Chronique

Kim Myhr

You | Me

Kim Myhr (g, el g), Tony Buck (d), Hans Hulbækmo (d), Ingar Zach (d, el)

Avec cet album, le guitariste argonaute Kim Myhr ouvre des portes vers de nouveaux paysages sonores dont lui seul détient la clé. Pour ce faire, il choisit un peu plus de radicalité et, de fait, affine le propos. Devenu en quatre albums l’un des chefs de file du label Hubro, il a désormais la qualité et l’aura d’un maître. Cela tombe bien, c’est dans ses cordes.

« You | Me » est un album de deux titres (faces A et B pour la version vinyle), un parti pris qui n’est pas sans rappeler la marque d’un trio australien vétéran du genre, adepte des longues plongées exploratrices, The Necks. Cela tombe encore bien, Tony Buck, le batteur du trio, participe à cet album et y pose sa patte reconnaissable. Rien d’étonnant puisque Myhr a aussi collaboré avec Jim Denley, improvisateur et référence de la même scène australienne. Caresses métronomiques de cymbales, accords et rythmes stakhanovistes de guitares se joignent en un slow tantôt doux, tantôt frénétique que l’on n’imagine pas « voir » s’arrêter.

Plus rugueux, ou plus sombre sur « A », ce mariage devient aussi fluide et bienfaisant sur la piste « B » qui prend des allures de voyage parfait. La douze-cordes, bien que rarement jouée en arpèges, dévoile ici toute sa richesse, et les mélodies à la guitare électrique, comme des réminiscences d’un blues lancinant, affluent avec régularité depuis le lointain.
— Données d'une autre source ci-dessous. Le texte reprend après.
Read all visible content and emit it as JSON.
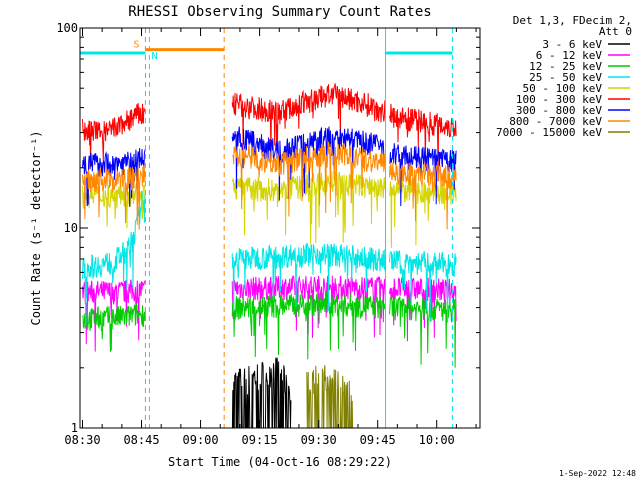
{
  "chart_data": {
    "type": "line",
    "title": "RHESSI Observing Summary Count Rates",
    "xlabel": "Start Time (04-Oct-16 08:29:22)",
    "ylabel": "Count Rate (s⁻¹ detector⁻¹)",
    "y_scale": "log",
    "ylim": [
      1,
      100
    ],
    "xlim": [
      "08:29:22",
      "10:11"
    ],
    "x_ticks": [
      "08:30",
      "08:45",
      "09:00",
      "09:15",
      "09:30",
      "09:45",
      "10:00"
    ],
    "y_ticks": [
      "1",
      "10",
      "100"
    ],
    "legend_header": [
      "Det 1,3, FDecim 2,",
      "Att 0"
    ],
    "legend_position": "right",
    "series": [
      {
        "name": "3 - 6 keV",
        "color": "#000000",
        "points": [
          [
            "09:07",
            1.5
          ],
          [
            "09:12",
            1.6
          ],
          [
            "09:16",
            1.7
          ],
          [
            "09:19",
            1.8
          ],
          [
            "09:23",
            1.4
          ]
        ]
      },
      {
        "name": "6 - 12 keV",
        "color": "#ff00ff",
        "points": [
          [
            "08:30",
            4.8
          ],
          [
            "08:40",
            4.8
          ],
          [
            "08:44",
            4.9
          ],
          [
            "09:08",
            5.0
          ],
          [
            "09:30",
            5.1
          ],
          [
            "09:50",
            5.0
          ],
          [
            "10:05",
            4.9
          ]
        ]
      },
      {
        "name": "12 - 25 keV",
        "color": "#00cc00",
        "points": [
          [
            "08:30",
            3.5
          ],
          [
            "08:40",
            3.6
          ],
          [
            "08:44",
            3.7
          ],
          [
            "09:08",
            4.0
          ],
          [
            "09:30",
            4.2
          ],
          [
            "09:50",
            4.0
          ],
          [
            "10:05",
            3.9
          ]
        ]
      },
      {
        "name": "25 - 50 keV",
        "color": "#00e5e5",
        "points": [
          [
            "08:30",
            6.3
          ],
          [
            "08:38",
            6.8
          ],
          [
            "08:42",
            8.0
          ],
          [
            "08:44",
            10.5
          ],
          [
            "08:45",
            13.5
          ],
          [
            "09:08",
            7.0
          ],
          [
            "09:30",
            7.5
          ],
          [
            "09:50",
            6.8
          ],
          [
            "10:05",
            6.6
          ]
        ]
      },
      {
        "name": "50 - 100 keV",
        "color": "#d4d400",
        "points": [
          [
            "08:30",
            14.5
          ],
          [
            "08:40",
            14.8
          ],
          [
            "08:44",
            15.0
          ],
          [
            "09:08",
            16.0
          ],
          [
            "09:20",
            15.5
          ],
          [
            "09:33",
            17.0
          ],
          [
            "09:50",
            15.5
          ],
          [
            "10:05",
            15.0
          ]
        ]
      },
      {
        "name": "100 - 300 keV",
        "color": "#ff0000",
        "points": [
          [
            "08:30",
            31.0
          ],
          [
            "08:36",
            30.0
          ],
          [
            "08:40",
            33.0
          ],
          [
            "08:44",
            37.0
          ],
          [
            "09:08",
            42.0
          ],
          [
            "09:20",
            38.0
          ],
          [
            "09:33",
            47.0
          ],
          [
            "09:42",
            42.0
          ],
          [
            "09:50",
            36.0
          ],
          [
            "10:05",
            32.0
          ]
        ]
      },
      {
        "name": "300 - 800 keV",
        "color": "#0000ff",
        "points": [
          [
            "08:30",
            21.0
          ],
          [
            "08:40",
            21.0
          ],
          [
            "08:44",
            22.0
          ],
          [
            "09:08",
            29.0
          ],
          [
            "09:20",
            24.0
          ],
          [
            "09:33",
            29.0
          ],
          [
            "09:45",
            26.0
          ],
          [
            "09:50",
            23.0
          ],
          [
            "10:05",
            21.5
          ]
        ]
      },
      {
        "name": "800 - 7000 keV",
        "color": "#ff8800",
        "points": [
          [
            "08:30",
            17.5
          ],
          [
            "08:40",
            17.5
          ],
          [
            "08:44",
            18.0
          ],
          [
            "09:08",
            24.0
          ],
          [
            "09:20",
            21.0
          ],
          [
            "09:33",
            24.0
          ],
          [
            "09:45",
            21.5
          ],
          [
            "09:50",
            19.0
          ],
          [
            "10:05",
            18.0
          ]
        ]
      },
      {
        "name": "7000 - 15000 keV",
        "color": "#808000",
        "points": [
          [
            "09:27",
            1.5
          ],
          [
            "09:30",
            1.6
          ],
          [
            "09:33",
            1.6
          ],
          [
            "09:36",
            1.5
          ],
          [
            "09:39",
            1.4
          ]
        ]
      }
    ],
    "annotations": [
      {
        "label": "S",
        "color": "#ff8800",
        "start": "08:46",
        "end": "09:06",
        "y": 78
      },
      {
        "label": "N",
        "color": "#00e5e5",
        "start": "08:29:22",
        "end": "08:46",
        "y": 75
      },
      {
        "label": "",
        "color": "#00e5e5",
        "start": "09:47",
        "end": "10:04",
        "y": 75
      }
    ],
    "vertical_markers": [
      {
        "time": "08:46",
        "color": "#ff8800",
        "style": "dashed"
      },
      {
        "time": "08:47",
        "color": "#00e5e5",
        "style": "dashed"
      },
      {
        "time": "09:06",
        "color": "#ff8800",
        "style": "dashed"
      },
      {
        "time": "09:47",
        "color": "#00e5e5",
        "style": "solid"
      },
      {
        "time": "10:04",
        "color": "#00e5e5",
        "style": "dashed"
      }
    ],
    "data_gaps": [
      [
        "08:46",
        "09:08"
      ],
      [
        "09:47",
        "09:48"
      ]
    ]
  },
  "footer_timestamp": "1-Sep-2022 12:48"
}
On ne rêve plus. Tel un mantra qui suit sa logique naturelle, telles les vagues qui irrémédiablement nous parviennent, ces sons, les uns après les autres, apaisent l’esprit.

Parce qu’on sait le guitariste norvégien inspiré par la peinture et les images qui se construisent par touches plutôt que par flashes, on se laisse immerger dans cette immensité. Il est question ici d’un savoir-faire orchestral qui se fait passer pour un art de l’épure. C’est cela la force de cette musique, qui croît jusqu’à nous happer. Le fruit d’un travail de titan.